Hacker und Betrüger werden bei Proof of Stake deutlich stärker bestraft. Bei Proof of Work gibt es zwar eine Belohnung, wenn alles richtig ist – aber wenn etwas falsch ist, gibt es normalerweise keine Strafe. Bei Proof of Stake verlieren Betrüger Ihre Coins, wenn sie versuchen, falsche Informationen als richtig darzustellen. Nur Besitzer von Coins können beim PoS-Forging mitmachen und müssen diese als Garantie für ihre Ehrlichkeit hinterlegen.

Nachteile

Viele Nachteilen lassen sich so früh in der Entwicklung noch nicht feststellen. Die Technologie in Sachen Kryptowährungen ist ja noch mitten im Aufbau. Bereits funktionierende Proof of Stake Coins sind derzeit zum Beispiel Peercoin, Nxt, Dash und Stratis.
Als Herausforderungen gelten derzeit eine Reihe von theoretischen Hackerangriffen oder theoretischen Problemen. Wir gehen auf diese Probleme hier nur sehr oberflächlich ein. Dazu gibt es sicher bald noch einen ausführlichen Artikel.

Ausblick

Proof of Stake ist eine tolle Weiterentwicklung von Proof of Work mit vielen eigenen Möglichkeiten. Ich kann mir sehr gut vorstellen, dass diese Technologie noch jahrelang erfolgreich weiterentwickelt wird. Andere Konzepte, an denen gearbeitet wird, sind z.B. Proof of Burn, Proof of Importance und ja, auch immer noch, Proof of Work. All diese Technologien können sich potenziell auch gegenseitig ergänzen. Bei Ethereum – einem Coin, der bisher nur auf Proof-of-Work aufgebaut war – kommt zum Beispiel dieses Jahr die zusätzliche Sicherung durch die Proof of Stake Technologie dazu: Stichwort Casper Protokoll. (Stand: Februar 2018) Zu diesem Thema schreibe ich Dir bald einen eigenen Beitrag.

Zusammenfassung

Proof of Stake bietet als Verifizierungsmethode 2.0 viele Vorteile im Vergleich zum Vorgänger Proof of Work.

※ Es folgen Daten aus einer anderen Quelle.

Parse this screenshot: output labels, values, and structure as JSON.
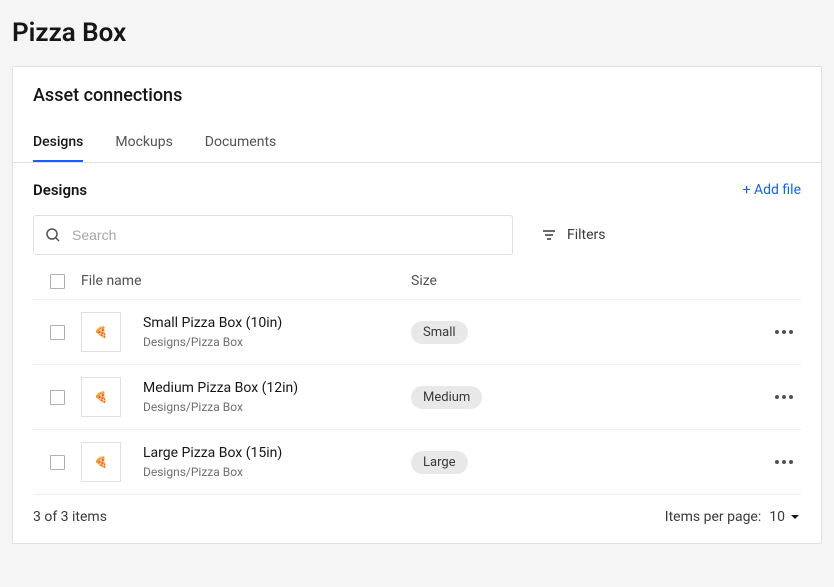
{
  "page_title": "Pizza Box",
  "card": {
    "title": "Asset connections",
    "tabs": [
      {
        "label": "Designs",
        "active": true
      },
      {
        "label": "Mockups",
        "active": false
      },
      {
        "label": "Documents",
        "active": false
      }
    ]
  },
  "section": {
    "title": "Designs",
    "add_file_label": "+ Add file"
  },
  "search": {
    "placeholder": "Search"
  },
  "filters_label": "Filters",
  "table": {
    "headers": {
      "file_name": "File name",
      "size": "Size"
    },
    "rows": [
      {
        "name": "Small Pizza Box (10in)",
        "path": "Designs/Pizza Box",
        "size": "Small"
      },
      {
        "name": "Medium Pizza Box (12in)",
        "path": "Designs/Pizza Box",
        "size": "Medium"
      },
      {
        "name": "Large Pizza Box (15in)",
        "path": "Designs/Pizza Box",
        "size": "Large"
      }
    ]
  },
  "footer": {
    "count_text": "3 of 3 items",
    "per_page_label": "Items per page:",
    "per_page_value": "10"
  }
}
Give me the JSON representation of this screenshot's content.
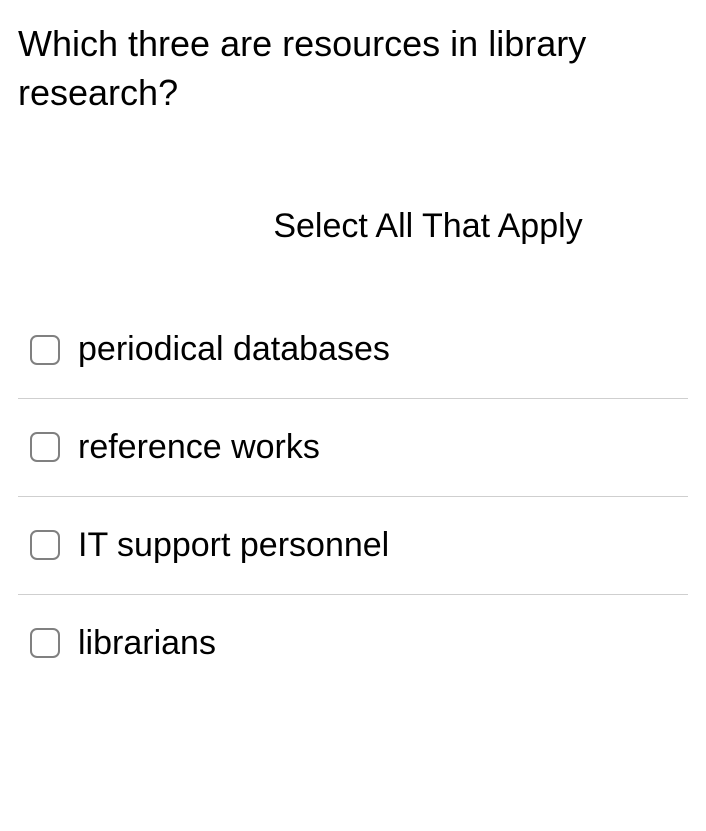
{
  "question": "Which three are resources in library research?",
  "instruction": "Select All That Apply",
  "options": [
    {
      "label": "periodical databases"
    },
    {
      "label": "reference works"
    },
    {
      "label": "IT support personnel"
    },
    {
      "label": "librarians"
    }
  ]
}
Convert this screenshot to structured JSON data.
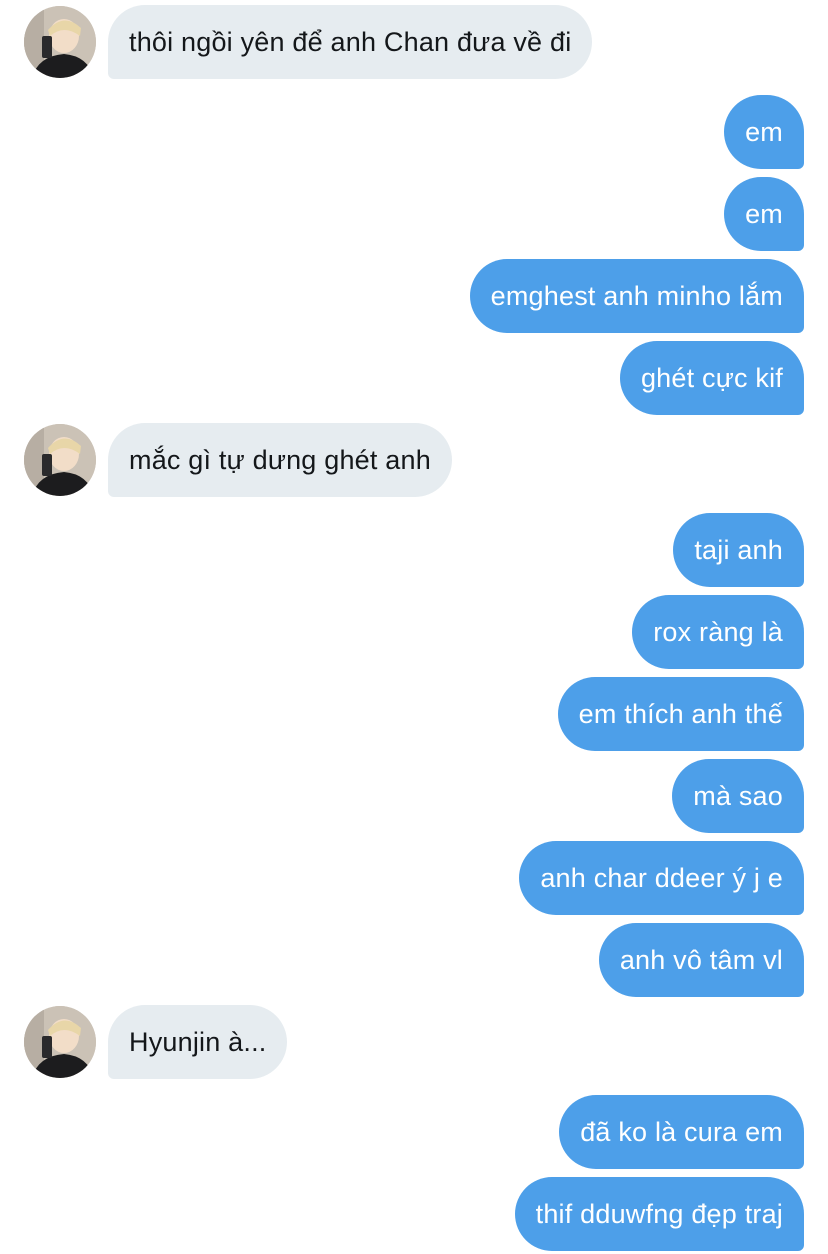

Es ist immer toll zu sehen, wie die verschiedenen Projekte von einander lernen und wir uns nach vorne entwickeln. Ein großer Fortschritt ist, dass der Stromverbrauch bei Proof of Stake niedrig gehalten wird. Gleichzeitig bleibt natürlich auch spannend, was bei den anderen Verifizierungsmethoden passieren wird.